I work as a consultant and have around Rs 1 lakh per month to invest. But I plan to set up an office, and would like to keep cash around Rs 50,000 towards it. So I am okay with investing Rs 50,000 every month.

I have a PPF account. I have two insurance policies for which I pay premiums of 50,000/ annum and Rs 10,000/annum. I have two fixed deposits of Rs 15 lakhs. 

What I do not have: Mutual Funds, stocks, medical insurance.

Can you guide me on how to set up my portfolio?

- Purva

ADITYA SHAH, Portfolio Manager at Hercules Advisors, drew up a basic financial plan for Purva, which has been reproduced below.

Based on the limited information provided, this is a provisional plan. I strongly recommend that you get this regularly updated as per the market conditions and any change in risk profile.

Medical Insurance

Before I move onto any suggestions for the retirement kitty, I advise instantly for a medical coverage.

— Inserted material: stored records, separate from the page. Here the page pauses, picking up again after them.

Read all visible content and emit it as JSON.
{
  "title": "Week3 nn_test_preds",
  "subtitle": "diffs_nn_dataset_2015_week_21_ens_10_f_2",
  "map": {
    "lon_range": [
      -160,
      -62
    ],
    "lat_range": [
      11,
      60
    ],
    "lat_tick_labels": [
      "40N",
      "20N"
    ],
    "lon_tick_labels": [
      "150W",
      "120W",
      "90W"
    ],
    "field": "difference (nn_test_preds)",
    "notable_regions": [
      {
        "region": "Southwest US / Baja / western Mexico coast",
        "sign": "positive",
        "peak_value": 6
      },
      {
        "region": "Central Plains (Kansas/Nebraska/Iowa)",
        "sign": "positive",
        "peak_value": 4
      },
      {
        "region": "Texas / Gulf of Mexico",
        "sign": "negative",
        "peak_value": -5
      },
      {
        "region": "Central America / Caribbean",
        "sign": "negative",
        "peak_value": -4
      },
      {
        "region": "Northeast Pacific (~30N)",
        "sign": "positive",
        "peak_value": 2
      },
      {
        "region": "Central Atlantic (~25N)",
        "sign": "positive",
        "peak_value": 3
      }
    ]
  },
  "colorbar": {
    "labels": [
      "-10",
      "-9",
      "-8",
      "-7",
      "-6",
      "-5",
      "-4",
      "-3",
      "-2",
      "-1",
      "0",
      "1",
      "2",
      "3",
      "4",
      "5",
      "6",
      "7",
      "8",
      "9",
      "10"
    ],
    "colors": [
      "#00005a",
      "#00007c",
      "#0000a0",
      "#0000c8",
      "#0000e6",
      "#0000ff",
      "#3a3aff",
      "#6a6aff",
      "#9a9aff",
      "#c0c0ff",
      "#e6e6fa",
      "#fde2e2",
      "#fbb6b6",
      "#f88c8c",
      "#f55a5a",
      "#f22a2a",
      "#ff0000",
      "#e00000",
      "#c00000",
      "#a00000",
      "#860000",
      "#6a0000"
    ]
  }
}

I don’t mean to frighten you, but I would like to jolt you into action. The healthcare inflation in India has been rising steadily at double the rate of overall retail inflation. And I don’t mean just the rise in hospitalization costs, but even pathology tests, a visit to the doctor, a visit to the dentist or the ophthalmologist.

Instead of a straight cover, I suggest a basic cover and a top up. It would work out cheaper.

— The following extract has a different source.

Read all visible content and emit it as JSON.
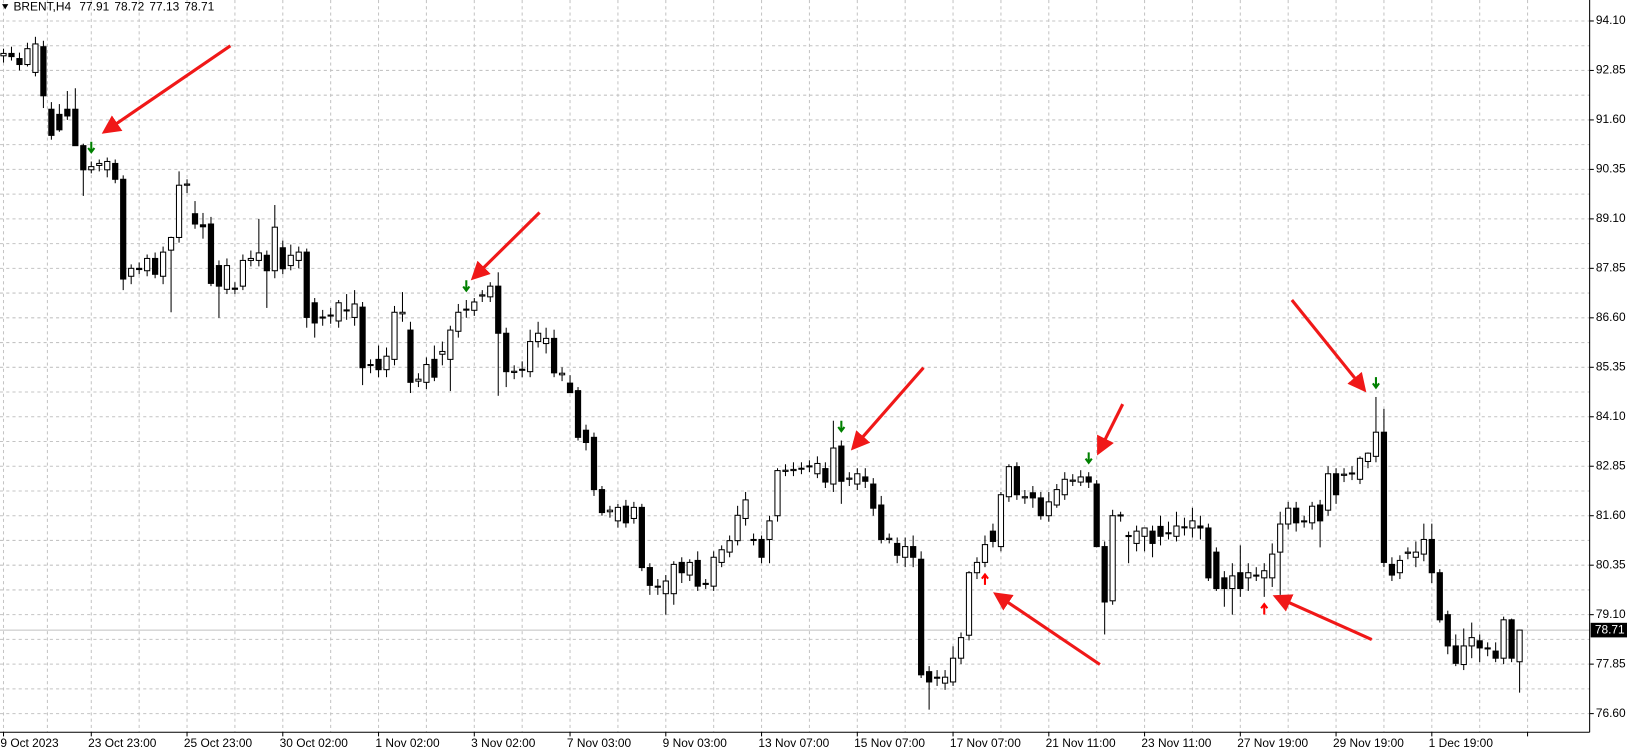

You mention that you have two policies. I am assuming that you opted for them under the notion that it also fulfils an investment need. But I would like to rectify your thinking.

Insurance is a product used to hedge life risk and is NOT an investment product. I suggest you sit with a financial planner and carefully analyse the existing insurance policies. After all, you are paying hefty premiums.


You have said that retirement is the only goal you have.

As a financial planner, I suggest that you list down all your assets – investments and real estate and inheritances. Also list your liabilities and responsibilities and loans that have to be serviced. This will give you a clear idea as to your risk capability. A good investment plan can only be arrived upon an assessment of the risk profile.

I will suggest a few broad guidelines based on what you have mentioned.

You have indicated that all your investment is in the Public Provident Fund (PPF) and fixed deposits. It is a pity you have no equity investments, because equity is a strong element in wealth building.

Assuming you will spend Rs 6 lakhs in a year for 40 years after retirement, you will need a corpus upwards of Rs 3-4 crore. Of course, this number will rise due to inflation. As of now, the risk of outliving your money remains pretty high.

I suggest that you have a portfolio with a 50% exposure to equity to start with. The equity exposure must be revisited at regular intervals. If the risk of falling short of the retirement corpus increases, then the equity exposure must increase. Generally as one ages, the equity exposure must come down. However, in your case, the compulsions dictate that equity exposure be maintained.

Start now

Initially, a Rs 5 lakhs investment and aggressive systematic investments (SIPs) of Rs 50,000 should be undertaken. The endeavour should be to increase the SIPs each year at least by 10%.

Break up your SIPs into equity funds as:

  • Nifty 50 Index Fund: 40%
  • Nifty Next 50 Index Fund: 40%
  • Multicap fund like Parag Parekh Long Term Equity Fund: 20%

I have suggested the above based on the assumption of 10-year SIPs earning 10-14% per annum.

Assuming an initial corpus of Rs 5 lakh, and SIPs of Rs 50,000 per month, which will help you save and invest Rs 6 lakh per annum, below are the various scenarios.

Start thinking

Since the risk of outliving your savings is high, here are some strategies to consider.

  • Cut down on your standard of living and increase your savings. You can consider doing this right now.
  • Think about increasing your earnings through various other sources and streams.
  • Every year, as you get an increment, increase your savings.
  • Postpone your planned retirement date. Consider working for more years.
  • Get medical insurance so that your savings are not touched should you fall ill.
  • Start investing in equity to help build wealth.